We have lot of things we do when sensory-seeking Quinn gets a little out of control. He knows his options, and can choose one when he agrees that "your engine is running too fast." He can get a bear hug, joint compressions, pressure on his shoulders. We can do wheel-barrow walks or he can push a big ball up the wall.

But it turns out, which I didn't understand until this week, that we need to be doing that stuff every day - or more - to try to regulate his nervous system.

So for the last couple days we've been getting up a little earlier to add joint compressions and brushing of his arms and legs to our morning routine. Then we do the same two things again before school, and if it's a late school day he wears his compression vest for a bit while we get ready in the morning.

Funny with all this stuff: Just when you think you're doing it right, you learn you've been doing it wrong.

Live and learn.

Thursday, March 1, 2012

He's a big boy now!

Quinn's brachial plexus injury has been successfully repaired, but because of the tendon transfer surgery he lost the ability to reach behind his back (that tendon was moved to give him the more critical motions of lifting and rotating his arm). He has very normal movement in most every way, but dressing has been an ongoing challenge. It's very hard for him to pull pants on and off, he's unable to navigate snaps and buttons and until very recently he wouldn't even try to pull a shirt on or off.

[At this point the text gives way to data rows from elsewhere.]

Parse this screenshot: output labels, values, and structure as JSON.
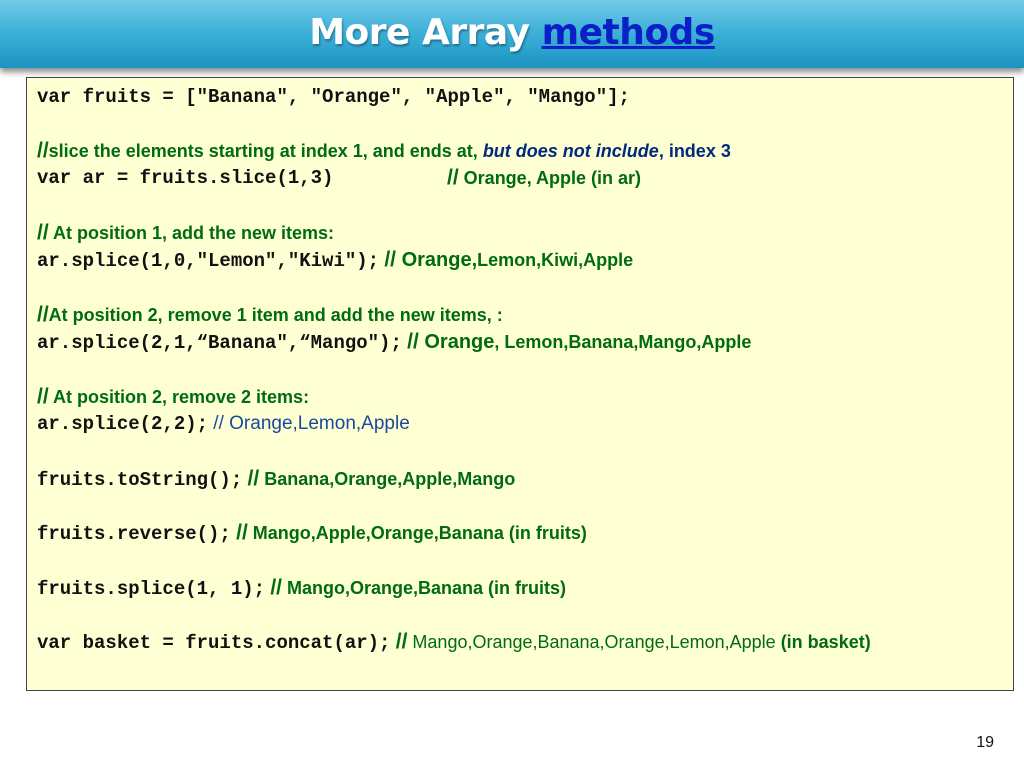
{
  "title": {
    "text": "More Array",
    "link": "methods"
  },
  "lines": {
    "l0": {
      "code": "var fruits = [\"Banana\", \"Orange\", \"Apple\", \"Mango\"];"
    },
    "l1": {
      "c1": "//",
      "c2": "slice the elements starting at index 1, and ends at, ",
      "c3": "but does not include",
      "c4": ", index 3"
    },
    "l2": {
      "code": "var ar = fruits.slice(1,3)",
      "c1": "//",
      "c2": " Orange, Apple  (in ar)"
    },
    "l3": {
      "c1": "//",
      "c2": " At position 1, add the new items:"
    },
    "l4": {
      "code": "ar.splice(1,0,\"Lemon\",\"Kiwi\");",
      "c1": "//",
      "c2": " Orange,",
      "c3": "Lemon,Kiwi,Apple"
    },
    "l5": {
      "c1": "//",
      "c2": "At position 2, remove 1 item and add the new items, :"
    },
    "l6": {
      "code": "ar.splice(2,1,“Banana\",“Mango\");",
      "c1": "//",
      "c2": " Orange",
      "c3": ", Lemon,Banana,Mango,Apple"
    },
    "l7": {
      "c1": "//",
      "c2": " At position 2, remove 2 items:"
    },
    "l8": {
      "code": "ar.splice(2,2);",
      "c1": " // Orange,Lemon,Apple"
    },
    "l9": {
      "code": "fruits.toString();",
      "c1": "//",
      "c2": " Banana,Orange,Apple,Mango"
    },
    "l10": {
      "code": "fruits.reverse();",
      "c1": "//",
      "c2": " Mango,Apple,Orange,Banana (in fruits)"
    },
    "l11": {
      "code": "fruits.splice(1, 1);",
      "c1": "//",
      "c2": " Mango,Orange,Banana (in fruits)"
    },
    "l12": {
      "code": "var basket = fruits.concat(ar);",
      "c1": "//",
      "c2": " Mango,Orange,Banana,Orange,Lemon,Apple",
      "c3": " (in basket)"
    }
  },
  "page_number": "19"
}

Through much encouragement and hard work, he has learned to use his left arm to reach around his body and straighten out his waist band. And although he always ask for help putting on his underpants and pants, I've noticed that at school he seems miraculously able to do it himself. Plus, in the last couple of weeks he has started pulling off his own shirt at night.

So this morning, I laid out his clothes on his bed and told him to get himself dressed and come out when he was ready for breakfast. Then Tom and I stood in the kitchen, waiting and listening. Crickets. But after a while, out came Quinn - fully dressed in rocket ship underpants, blue sweats and a striped blue shirt. ALL BY HIMSELF.

We were so proud and made a big, big fuss about what a big, big boy he was. The little negotiator, sensing an opportunity, made a suggestion: "You should get a prize!" Shrewd, that one.